Avant même sa présentation devant les députés de l’Assemblée populaire nationale, la nouvelle loi sanitaire suscite de la controverse. Actuellement à l’étude au niveau de la commission de la santé, des affaires sociales, du travail et de la formation professionnelle de l’Assemblée populaire nationale (APN), le projet de loi ne fait toujours pas l’unanimité parmi les professionnels du secteur.

A commencer par les responsables de certaines caisses de sécurité sociale et de catégories professionnelles. Cela sans parler des médecins qui sont les premiers à monter au créneau pour dénoncer qui un manque de concertation, qui des ratés.

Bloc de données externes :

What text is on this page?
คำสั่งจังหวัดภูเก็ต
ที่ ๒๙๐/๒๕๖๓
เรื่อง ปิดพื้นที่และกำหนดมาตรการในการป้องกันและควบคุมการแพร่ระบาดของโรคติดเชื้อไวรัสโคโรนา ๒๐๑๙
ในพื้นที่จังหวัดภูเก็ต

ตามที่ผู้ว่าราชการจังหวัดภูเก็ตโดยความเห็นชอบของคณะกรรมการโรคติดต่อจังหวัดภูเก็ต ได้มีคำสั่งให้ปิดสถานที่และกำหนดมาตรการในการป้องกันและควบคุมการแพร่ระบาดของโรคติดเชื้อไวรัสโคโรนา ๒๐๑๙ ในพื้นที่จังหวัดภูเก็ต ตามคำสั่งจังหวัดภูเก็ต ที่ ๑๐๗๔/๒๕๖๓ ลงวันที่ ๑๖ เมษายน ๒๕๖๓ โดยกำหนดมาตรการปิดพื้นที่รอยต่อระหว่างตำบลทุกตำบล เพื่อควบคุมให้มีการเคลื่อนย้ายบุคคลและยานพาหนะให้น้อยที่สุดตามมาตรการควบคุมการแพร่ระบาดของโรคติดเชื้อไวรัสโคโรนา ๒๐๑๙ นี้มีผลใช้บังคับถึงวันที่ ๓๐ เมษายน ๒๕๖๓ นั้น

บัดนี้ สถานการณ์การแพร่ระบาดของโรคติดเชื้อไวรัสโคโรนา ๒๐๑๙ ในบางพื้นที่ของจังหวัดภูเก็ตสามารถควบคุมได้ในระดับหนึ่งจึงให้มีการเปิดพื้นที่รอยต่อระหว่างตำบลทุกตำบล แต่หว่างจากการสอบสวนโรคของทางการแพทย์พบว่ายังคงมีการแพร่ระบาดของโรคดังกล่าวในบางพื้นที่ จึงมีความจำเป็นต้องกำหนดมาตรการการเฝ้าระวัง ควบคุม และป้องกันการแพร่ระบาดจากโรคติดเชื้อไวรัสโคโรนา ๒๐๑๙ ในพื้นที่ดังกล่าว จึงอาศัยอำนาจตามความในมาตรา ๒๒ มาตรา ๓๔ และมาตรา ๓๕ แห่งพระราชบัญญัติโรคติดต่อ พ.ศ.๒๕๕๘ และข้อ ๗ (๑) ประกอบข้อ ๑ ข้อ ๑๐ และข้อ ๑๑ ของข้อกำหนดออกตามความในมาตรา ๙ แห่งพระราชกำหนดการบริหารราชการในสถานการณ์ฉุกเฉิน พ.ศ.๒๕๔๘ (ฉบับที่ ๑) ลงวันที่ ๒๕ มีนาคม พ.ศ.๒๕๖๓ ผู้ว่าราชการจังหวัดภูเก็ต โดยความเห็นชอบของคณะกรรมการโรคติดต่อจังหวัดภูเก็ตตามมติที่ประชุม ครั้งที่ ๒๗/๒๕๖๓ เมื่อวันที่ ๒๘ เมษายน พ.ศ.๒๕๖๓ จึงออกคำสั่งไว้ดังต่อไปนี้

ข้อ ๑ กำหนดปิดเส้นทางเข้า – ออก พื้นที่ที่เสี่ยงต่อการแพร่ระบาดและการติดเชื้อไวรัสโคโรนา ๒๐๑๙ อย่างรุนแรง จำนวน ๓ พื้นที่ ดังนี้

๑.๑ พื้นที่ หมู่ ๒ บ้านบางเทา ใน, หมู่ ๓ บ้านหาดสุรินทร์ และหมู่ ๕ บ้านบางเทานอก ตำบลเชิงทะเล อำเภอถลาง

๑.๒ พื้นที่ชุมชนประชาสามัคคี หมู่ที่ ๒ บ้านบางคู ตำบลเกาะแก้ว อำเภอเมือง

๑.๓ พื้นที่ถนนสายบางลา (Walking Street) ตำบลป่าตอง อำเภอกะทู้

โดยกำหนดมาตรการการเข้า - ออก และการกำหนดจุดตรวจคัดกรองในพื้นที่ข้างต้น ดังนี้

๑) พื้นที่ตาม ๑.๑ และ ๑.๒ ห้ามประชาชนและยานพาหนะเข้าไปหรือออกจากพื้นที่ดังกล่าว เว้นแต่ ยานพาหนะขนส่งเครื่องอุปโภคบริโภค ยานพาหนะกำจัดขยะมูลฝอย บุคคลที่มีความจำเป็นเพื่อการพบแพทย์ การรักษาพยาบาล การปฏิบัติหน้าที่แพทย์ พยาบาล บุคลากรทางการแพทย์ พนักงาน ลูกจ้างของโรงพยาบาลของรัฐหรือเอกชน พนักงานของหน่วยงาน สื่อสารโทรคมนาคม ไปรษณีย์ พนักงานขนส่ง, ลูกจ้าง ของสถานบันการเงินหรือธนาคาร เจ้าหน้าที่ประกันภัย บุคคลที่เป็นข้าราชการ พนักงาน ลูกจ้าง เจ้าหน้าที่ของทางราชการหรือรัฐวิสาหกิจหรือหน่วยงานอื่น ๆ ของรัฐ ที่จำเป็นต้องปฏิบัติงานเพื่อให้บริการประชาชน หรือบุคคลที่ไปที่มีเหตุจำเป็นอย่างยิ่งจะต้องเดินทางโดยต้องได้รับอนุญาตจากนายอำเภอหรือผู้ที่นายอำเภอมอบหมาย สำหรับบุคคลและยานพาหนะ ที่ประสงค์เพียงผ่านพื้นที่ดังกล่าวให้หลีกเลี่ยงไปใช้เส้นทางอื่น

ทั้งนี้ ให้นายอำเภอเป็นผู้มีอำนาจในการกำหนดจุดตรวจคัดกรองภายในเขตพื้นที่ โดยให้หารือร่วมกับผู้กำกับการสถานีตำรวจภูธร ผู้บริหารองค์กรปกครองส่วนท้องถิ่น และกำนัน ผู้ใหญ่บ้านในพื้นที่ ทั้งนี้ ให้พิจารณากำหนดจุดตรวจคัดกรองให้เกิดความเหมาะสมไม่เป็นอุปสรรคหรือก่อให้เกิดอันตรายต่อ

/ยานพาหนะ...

Ainsi, selon les rares informations qui nous proviennent des débats au sein de la commission parlementaire de la santé, des affaires sociales, du travail et de la formation professionnelle, le président de l’Ordre national des médecins, Mohamed Bekkat-Berkani est celui qui a le plus soulevé de remarques sur le projet de loi. A commencer par le fait d’imposer l’inscription à l’Ordre aux seuls médecins exerçant dans le secteur privé. Les praticiens exerçant dans les milieux hospitaliers ne sont pas soumis aux mêmes exigences. Ce qui a fait dire au représentant des médecins qu’il faut « supprimer cette obligation », à partir du moment où elle met en opposition deux corps de santé.

Des nouveautés…

Les critiques n’émanent pas que des syndicats et professionnels. Même des représentants du gouvernement, à commencer par celui du le directeur de la prévention du handicap au ministère de la Solidarité nationale, de la Famille et de la Condition de la Femme. Il a souligné l’importance de «clarifier la partie habilitée à prononcer l’infirmité d’une personne handicapée exerçant dans le domaine médical, de même que soit mentionnée la conformité du travail de la concernée avec la nature de celui-ci», tout en proposant de substituer le vocable d’«incapable» dans le projet de loi par un autre, en raison de sa «connotation péjorative».

Sur le plan pratique, la nouvelle loi sanitaire, qui devra remplacer celle qui a été élaborée en 1985, se veut un cadre réglementaire pour le secteur privé. Ce dernier deviendra complémentaire du secteur public, prédominant jusque-là.

Le projet précise également l’instauration d’un médecin de référence, ou ce qui est connu sous l’appellation de « médecin de famille ». Le ministre de la Santé, Mokhtar Hesbellaoui a précisé que  le médecin de référence est le médecin généraliste, pour ne recourir aux médecins spécialistes qu’en cas d’urgence, et ce, « dans le but d’assurer un bon suivi du dossier du malade dans le cade d’un système intégré où le secret médical est préservé ».

L’autre nouveauté apportée par cette loi est la possibilité qui est désormais offerte pour des soins à domicile. Le nouveau projet de loi réglementera et organisera la prise en charge thérapeutique et les soins à domicile, devenus  “impératifs”, avait ajouté Hasbellaoui, pour maitriser les couts des soins et garantir la qualité des prestations sanitaires à travers la réduction la durée des hospitalisations et en privilégiant la chaleur du foyer familial pour les patients atteints de pathologies lourdes et personnes âgées.

Le texte du gouvernement met également l’accent sur la prise en charge des maladies chroniques et spécifiques. Il privilégie, également, la prévention.